16th Chairman of KKÍ
- Incumbent
- Assumed office 2025
- Preceded by: Guðbjörg Norðfjörð

Personal details
- Born: 8 July 1965 (age 60)
- Basketball career

Personal information
- Listed height: 188 cm (6 ft 2 in)
- Listed weight: 88 lb (40 kg)
- Position: Forward

Career history
- 1984–1985: Valur
- 1985–1990: Breiðablik

= Kristinn Albertsson =

Businessman and former basketball player and referee (born 1965)

Kristinn Albertsson (born 6 July 1965) is an Icelandic businessman and former basketball player and referee. He is the current chairman of the Icelandic Basketball Federation. He played basketball with Valur and Breiðablik but then focused on refereeing and became a FIBA international referee at the age of just 22. He refereed over 400 Úrvalsdeild karla games and more than 50 games abroad under FIBA.

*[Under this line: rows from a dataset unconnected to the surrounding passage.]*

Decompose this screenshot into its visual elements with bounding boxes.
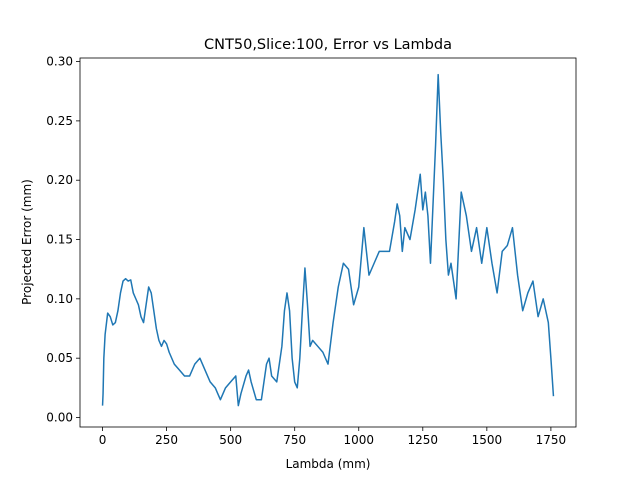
y-tick-label: 0.20 — [46, 173, 73, 187]
y-tick-label: 0.00 — [46, 411, 73, 425]
y-axis-label: Projected Error (mm) — [20, 179, 34, 305]
x-tick-label: 1500 — [472, 433, 503, 447]
y-tick-label: 0.25 — [46, 114, 73, 128]
x-tick-label: 1000 — [343, 433, 374, 447]
x-tick-label: 1750 — [536, 433, 567, 447]
y-tick-label: 0.30 — [46, 55, 73, 69]
chart-title: CNT50,Slice:100, Error vs Lambda — [204, 37, 452, 53]
x-axis-label: Lambda (mm) — [286, 457, 371, 471]
y-tick-label: 0.10 — [46, 292, 73, 306]
x-tick-label: 500 — [219, 433, 242, 447]
x-tick-label: 250 — [155, 433, 178, 447]
x-tick-label: 0 — [99, 433, 107, 447]
x-tick-label: 1250 — [408, 433, 439, 447]
y-tick-label: 0.15 — [46, 233, 73, 247]
data-line — [101, 73, 555, 407]
x-tick-label: 750 — [283, 433, 306, 447]
y-tick-label: 0.05 — [46, 351, 73, 365]
plot-frame — [79, 57, 577, 428]
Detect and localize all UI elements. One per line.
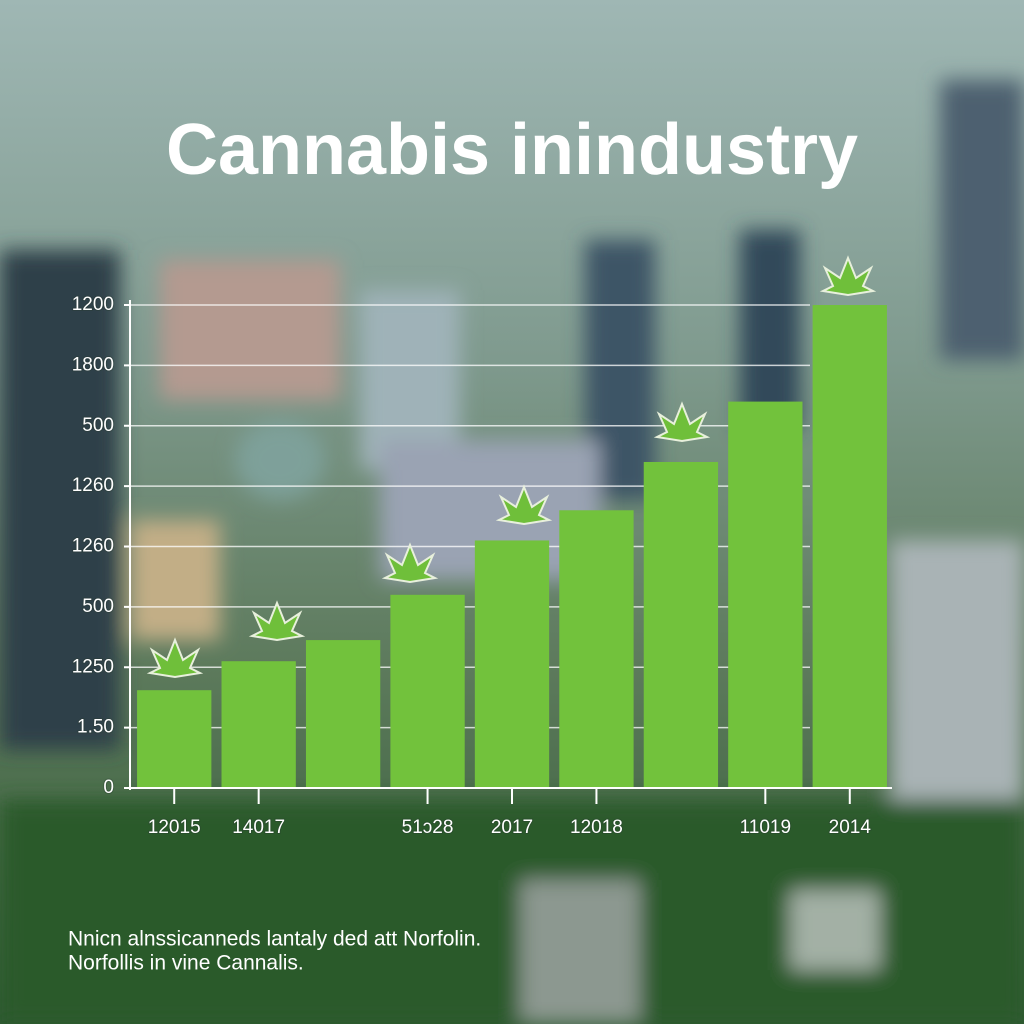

He was a member of the board of the Icelandic Basketball Association (KKÍ) for five years and its general manager for two years. In 2003, he was awarded the Association's highest recognition award for his contribution to basketball.

On 15 March 2025, Kristinn was voted as the 16th charmain of the Icelandic Basketball Association.